NOTE: If the temperature in May has been up and down and cooler than normal over all, the soil temperature will be behind as well. So you may notice that some plants and trees seem behind – or worse – not alive, such as perennial hibiscus, rose of sharon, sunburst locusts. Give them another couple of weeks before writing them off to winter kill.
Fertilize your flower beds with a granular fertilizer or by working compost or manure into the areas where you can.
Continue with a lawn care program by identifying the requirements or your lawn. Continue overseeding, but recognize that if you plan on using a weed control fertilizer you’ll need to understand how the fertilizer works specifically, so that you know when to apply it without negating the efforts of your overseeding. Fertilizers containing Corn Gluten work as pre-emergent weed killers but will also prevent grass seed from germinating. Carefully read the directions and application times for synthetically produced fertilizers with chemical weed and feed properties as the conditions required are specific (median temperatures of 15 degrees Celsius, including overnight, and no rainfall or watering for 48hrs after application). Be sure to familiarize yourself with changes in Provincial legislation with regards to chemical applications for weed control.
Weeding your gardens frequently and diligently now, before you mulch your beds, will greatly reduce the amount of weed pressure you’ll deal with later.
Water only as needed – enough to sustain life in periods of extreme drought otherwise shorter amounts of time and more frequently. This is more effective and useful to your garden than longer periods and reduces waste. Use soaker hoses whenever you can as they are an effective, efficient, and water-conserving means to get water to the plant root zones.
Mulch gardens to assist in weed control and moisture management.
Deadhead seed pods (flower head) from spring bulbs to assist the plant in putting reserves into bulb itself. As foliage allows, remove and plant other summer bulbs such as gladiolus, dahlias, canna lilies, etc., or fill spaces with more annuals.
Remember too as the summer wears on to take time to sit and relax in areas in your garden to enjoy the fruits of your labour and the sights, smells, and sounds it provides. Take pride in your work and its rewards.

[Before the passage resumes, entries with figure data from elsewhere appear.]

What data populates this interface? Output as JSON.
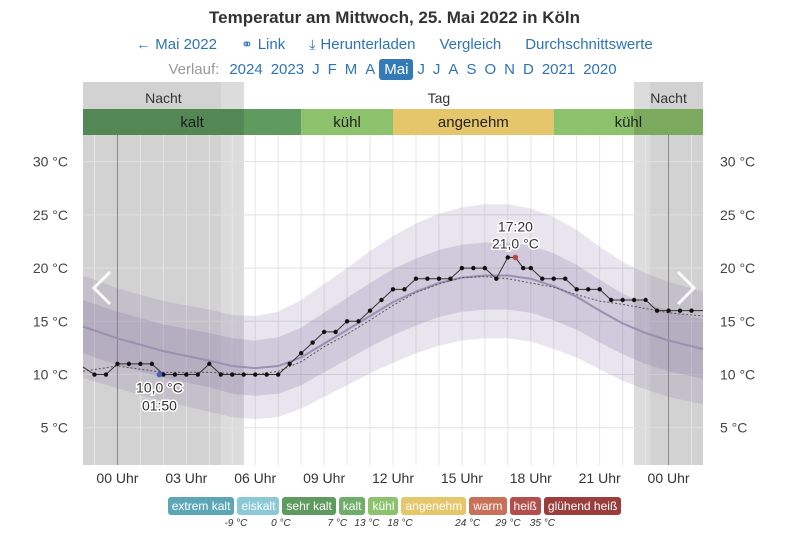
{
  "title": "Temperatur am Mittwoch, 25. Mai 2022 in Köln",
  "nav": [
    {
      "icon": "arrow-left-icon",
      "glyph": "←",
      "label": "Mai 2022"
    },
    {
      "icon": "link-icon",
      "glyph": "⚭",
      "label": "Link"
    },
    {
      "icon": "download-icon",
      "glyph": "⤓",
      "label": "Herunterladen"
    },
    {
      "icon": "",
      "glyph": "",
      "label": "Vergleich"
    },
    {
      "icon": "",
      "glyph": "",
      "label": "Durchschnittswerte"
    }
  ],
  "history": {
    "label": "Verlauf:",
    "items": [
      "2024",
      "2023",
      "J",
      "F",
      "M",
      "A",
      "Mai",
      "J",
      "J",
      "A",
      "S",
      "O",
      "N",
      "D",
      "2021",
      "2020"
    ],
    "active_index": 6
  },
  "chart_data": {
    "type": "line",
    "y_unit": "°C",
    "ylim": [
      1.5,
      32.5
    ],
    "yticks": [
      5,
      10,
      15,
      20,
      25,
      30
    ],
    "ytick_labels": [
      "5 °C",
      "10 °C",
      "15 °C",
      "20 °C",
      "25 °C",
      "30 °C"
    ],
    "xlim": [
      -1.5,
      25.5
    ],
    "xticks": [
      0,
      3,
      6,
      9,
      12,
      15,
      18,
      21,
      24
    ],
    "xtick_labels": [
      "00 Uhr",
      "03 Uhr",
      "06 Uhr",
      "09 Uhr",
      "12 Uhr",
      "15 Uhr",
      "18 Uhr",
      "21 Uhr",
      "00 Uhr"
    ],
    "day_night": [
      {
        "label": "Nacht",
        "from": -1.5,
        "to": 5.5
      },
      {
        "label": "Tag",
        "from": 5.5,
        "to": 22.5
      },
      {
        "label": "Nacht",
        "from": 22.5,
        "to": 25.5
      }
    ],
    "comfort_bands": [
      {
        "label": "kalt",
        "from": -1.5,
        "to": 8.0,
        "color": "#5f9a5f"
      },
      {
        "label": "kühl",
        "from": 8.0,
        "to": 12.0,
        "color": "#8cc26b"
      },
      {
        "label": "angenehm",
        "from": 12.0,
        "to": 19.0,
        "color": "#e5c66b"
      },
      {
        "label": "kühl",
        "from": 19.0,
        "to": 25.5,
        "color": "#8cc26b"
      }
    ],
    "normal_x": [
      -1.5,
      0,
      2,
      4,
      5,
      6,
      7,
      8,
      9,
      10,
      11,
      12,
      13,
      14,
      15,
      16,
      17,
      18,
      19,
      20,
      21,
      22,
      23,
      24,
      25.5
    ],
    "normal_mean": [
      14.5,
      13.4,
      12.2,
      11.3,
      10.8,
      10.6,
      10.8,
      11.6,
      12.9,
      14.2,
      15.5,
      16.8,
      17.8,
      18.6,
      19.1,
      19.3,
      19.3,
      19.0,
      18.3,
      17.3,
      16.0,
      14.8,
      13.9,
      13.2,
      12.4
    ],
    "band_inner_upper": [
      17.0,
      15.9,
      14.7,
      13.9,
      13.4,
      13.2,
      13.5,
      14.4,
      15.8,
      17.2,
      18.6,
      19.9,
      20.9,
      21.7,
      22.2,
      22.4,
      22.4,
      22.1,
      21.4,
      20.3,
      18.9,
      17.6,
      16.7,
      16.0,
      15.2
    ],
    "band_inner_lower": [
      12.0,
      10.9,
      9.7,
      8.8,
      8.2,
      8.0,
      8.2,
      9.0,
      10.2,
      11.4,
      12.6,
      13.7,
      14.6,
      15.4,
      15.9,
      16.1,
      16.1,
      15.8,
      15.1,
      14.2,
      13.0,
      11.9,
      11.0,
      10.3,
      9.6
    ],
    "band_outer_upper": [
      19.3,
      18.1,
      16.9,
      16.1,
      15.6,
      15.5,
      15.9,
      17.0,
      18.5,
      20.0,
      21.6,
      23.0,
      24.2,
      25.1,
      25.7,
      26.0,
      26.0,
      25.6,
      24.8,
      23.6,
      22.0,
      20.6,
      19.5,
      18.7,
      17.8
    ],
    "band_outer_lower": [
      9.7,
      8.7,
      7.5,
      6.5,
      6.0,
      5.8,
      6.0,
      6.8,
      7.9,
      9.0,
      10.1,
      11.1,
      12.0,
      12.7,
      13.2,
      13.4,
      13.4,
      13.1,
      12.4,
      11.6,
      10.5,
      9.4,
      8.6,
      7.9,
      7.2
    ],
    "series": [
      {
        "x": [
          -1.5,
          -1.0,
          -0.5,
          0,
          0.5,
          1,
          1.5,
          2,
          2.5,
          3,
          3.5,
          4,
          4.5,
          5,
          5.5,
          6,
          6.5,
          7,
          7.5,
          8,
          8.5,
          9,
          9.5,
          10,
          10.5,
          11,
          11.5,
          12,
          12.5,
          13,
          13.5,
          14,
          14.5,
          15,
          15.5,
          16,
          16.5,
          17,
          17.33,
          17.67,
          18,
          18.5,
          19,
          19.5,
          20,
          20.5,
          21,
          21.5,
          22,
          22.5,
          23,
          23.5,
          24,
          24.5,
          25,
          25.5
        ],
        "y": [
          10.7,
          10.0,
          10.0,
          11.0,
          11.0,
          11.0,
          11.0,
          10.0,
          10.0,
          10.0,
          10.0,
          11.0,
          10.0,
          10.0,
          10.0,
          10.0,
          10.0,
          10.0,
          11.0,
          12.0,
          13.0,
          14.0,
          14.0,
          15.0,
          15.0,
          16.0,
          17.0,
          18.0,
          18.0,
          19.0,
          19.0,
          19.0,
          19.0,
          20.0,
          20.0,
          20.0,
          19.0,
          21.0,
          21.0,
          20.0,
          20.0,
          19.0,
          19.0,
          19.0,
          18.0,
          18.0,
          18.0,
          17.0,
          17.0,
          17.0,
          17.0,
          16.0,
          16.0,
          16.0,
          16.0,
          16.0
        ]
      }
    ],
    "secondary_x": [
      -1.5,
      0,
      2,
      4,
      6,
      7,
      8,
      9,
      10,
      11,
      12,
      13,
      14,
      15,
      16,
      17,
      18,
      19,
      20,
      21,
      22,
      23,
      24,
      25.5
    ],
    "secondary_y": [
      10.3,
      10.8,
      10.2,
      10.2,
      10.0,
      10.3,
      11.2,
      12.6,
      13.8,
      15.1,
      16.5,
      17.7,
      18.5,
      19.1,
      19.2,
      19.0,
      18.6,
      18.2,
      17.5,
      16.9,
      16.6,
      16.2,
      15.8,
      15.5
    ],
    "annotations": [
      {
        "x": 17.33,
        "y": 21.0,
        "time": "17:20",
        "value": "21,0 °C",
        "position": "above",
        "color": "#b94a48"
      },
      {
        "x": 1.83,
        "y": 10.0,
        "time": "01:50",
        "value": "10,0 °C",
        "position": "below",
        "color": "#4a5bc4"
      }
    ],
    "grid": true,
    "legend": "bottom"
  },
  "legend_chips": [
    {
      "label": "extrem kalt",
      "color": "#5da6b8"
    },
    {
      "label": "eiskalt",
      "color": "#8cc9d6"
    },
    {
      "label": "sehr kalt",
      "color": "#5f9a5f"
    },
    {
      "label": "kalt",
      "color": "#6fad6a"
    },
    {
      "label": "kühl",
      "color": "#8cc26b"
    },
    {
      "label": "angenehm",
      "color": "#e5c66b"
    },
    {
      "label": "warm",
      "color": "#c97058"
    },
    {
      "label": "heiß",
      "color": "#b24f4c"
    },
    {
      "label": "glühend heiß",
      "color": "#993d3d"
    }
  ],
  "legend_thresholds": [
    "-9 °C",
    "0 °C",
    "7 °C",
    "13 °C",
    "18 °C",
    "24 °C",
    "29 °C",
    "35 °C"
  ]
}
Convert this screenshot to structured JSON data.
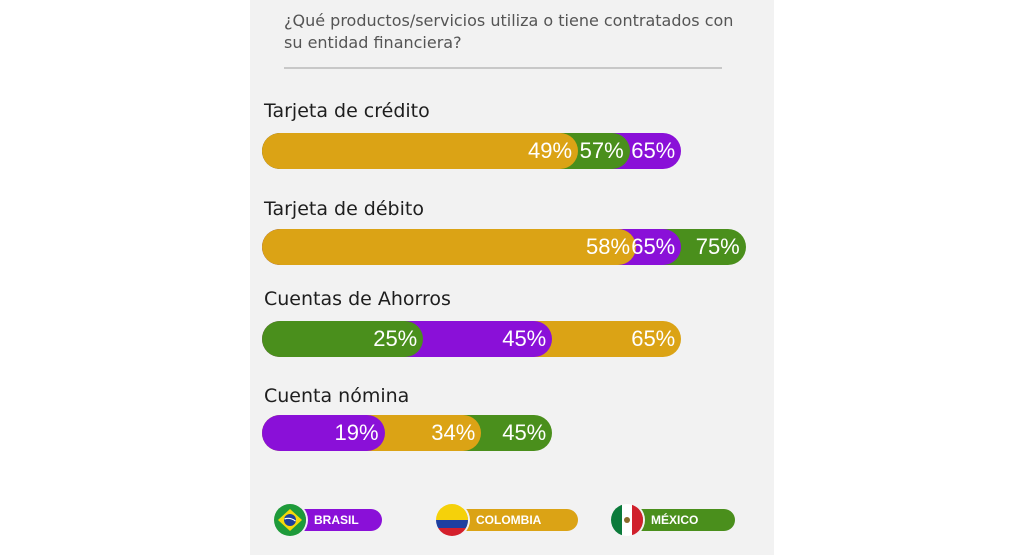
{
  "question": "¿Qué productos/servicios utiliza o tiene contratados con su entidad financiera?",
  "colors": {
    "brasil": "#8a10d8",
    "colombia": "#dba315",
    "mexico": "#4a8f1c"
  },
  "legend": [
    {
      "key": "brasil",
      "label": "BRASIL",
      "flag_icon": "brazil-flag-icon"
    },
    {
      "key": "colombia",
      "label": "COLOMBIA",
      "flag_icon": "colombia-flag-icon"
    },
    {
      "key": "mexico",
      "label": "MÉXICO",
      "flag_icon": "mexico-flag-icon"
    }
  ],
  "chart_data": {
    "type": "bar",
    "orientation": "horizontal-overlapping",
    "categories": [
      "Tarjeta de crédito",
      "Tarjeta de débito",
      "Cuentas de Ahorros",
      "Cuenta nómina"
    ],
    "series": [
      {
        "name": "BRASIL",
        "key": "brasil",
        "values": [
          65,
          65,
          45,
          19
        ],
        "labels": [
          "65%",
          "65%",
          "45%",
          "19%"
        ]
      },
      {
        "name": "COLOMBIA",
        "key": "colombia",
        "values": [
          49,
          58,
          65,
          34
        ],
        "labels": [
          "49%",
          "58%",
          "65%",
          "34%"
        ]
      },
      {
        "name": "MÉXICO",
        "key": "mexico",
        "values": [
          57,
          75,
          25,
          45
        ],
        "labels": [
          "57%",
          "75%",
          "25%",
          "45%"
        ]
      }
    ],
    "xlim": [
      0,
      100
    ],
    "legend_position": "bottom"
  }
}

Enjoy an iced tea, invite a friend to share a glass of wine or watch a sunset.
Contact Thornbusch Landscaping for any matters that you can not (or choose not to) perform yourself, or email us any questions you have and we’ll answer to the best of our abilities.
Early Fall (September–November)
If there’s been a lack of moisture to date, water trees and shrubs as much as possible to allow the roots store up moisture and create food reserves for the coming period of dormancy.
Overseed and start any new turf areas as temperature and natural rainfall should be at its optimum.
Begin dividing perennials and rearrange the gardens to suit personal tastes and aesthetics.
It’s a great time to visit your local independent Garden Centre and shop for fall mums, fall bulbs, end of season sales/specials and additional materials.
Get together seed lists and requirements for the upcoming growing season.
Make notes on what you want to change for next year or projects and ideas that you which to research over the winter months.
Move tender plants inside and remove summer bulbs such as Gladiolas, Dahlias, Cannas, etc. storing them in a cool dry place.
Late Fall (Late October–Early November)
Cut the grass one last time at a low height of 2-2 1/2 inches to aid in the prevention of snow mold and other winter turf diseases.
Wrap shrubs that require winter protection.
Spray an antidessicant emulsion to reduce winter transpiration of evergreen trees and shrubs.
Protect roses with soil, rose cones, etc.
Apply layers of mulch as an added protective layer wherever possible.
Catch up on the new trends through reading and listening to various call-in programs or by attending a local horticultural society meeting.
Make sure to enjoy many good books and magazines and dream about the coming spring.
Make plans to attend the largest Consumer Horticultural show in Canada, CANADA BLOOMS in March at the Direct Energy Centre in Toronto.